O protesto começou por volta das 19h de anteontem após a estudante Maria Cristina Aparecida da Silva, 9, ser atropelada por uma motocicleta. "Eu pensei que a moto estivesse parada", afirmou a criança, com ferimentos nas duas pernas.
Depois que a menina foi socorrida, os moradores fecharam a avenida com pneus em chamas, apedrejaram veículos e incendiaram o carro de um morador. A avenida só foi liberada na madrugada de ontem com a intervenção da PM. Não houve registro de feridos.
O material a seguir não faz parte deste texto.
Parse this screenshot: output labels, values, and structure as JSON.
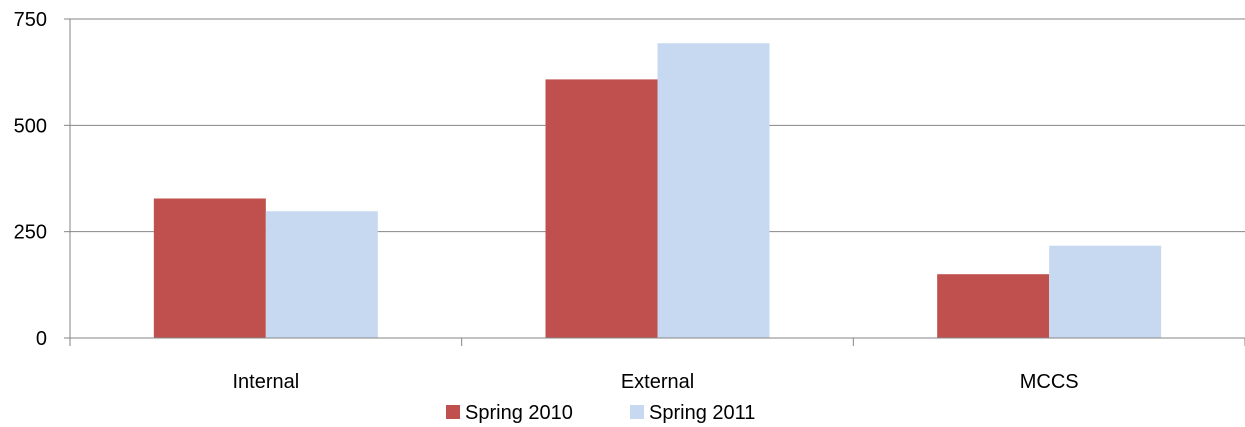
{
  "chart_data": {
    "type": "bar",
    "title": "",
    "xlabel": "",
    "ylabel": "",
    "categories": [
      "Internal",
      "External",
      "MCCS"
    ],
    "series": [
      {
        "name": "Spring 2010",
        "color": "#c0504d",
        "values": [
          328,
          608,
          150
        ]
      },
      {
        "name": "Spring 2011",
        "color": "#c6d9f1",
        "values": [
          298,
          693,
          217
        ]
      }
    ],
    "ylim": [
      0,
      750
    ],
    "yticks": [
      0,
      250,
      500,
      750
    ],
    "grid": true,
    "legend_position": "bottom"
  }
}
Segundo o presidente da associação de moradores, Gilson Rodrigues, 23, a prefeitura prometeu para hoje o início da implantação de lombadas física e eletrônica. "Infelizmente, precisou acontecer tudo isso para que algo fosse feito."
De acordo com moradores, só neste ano foram mais de dez atropelamentos na via. O mais grave ocorreu na segunda-feira quando avó e neta morreram após serem atropeladas.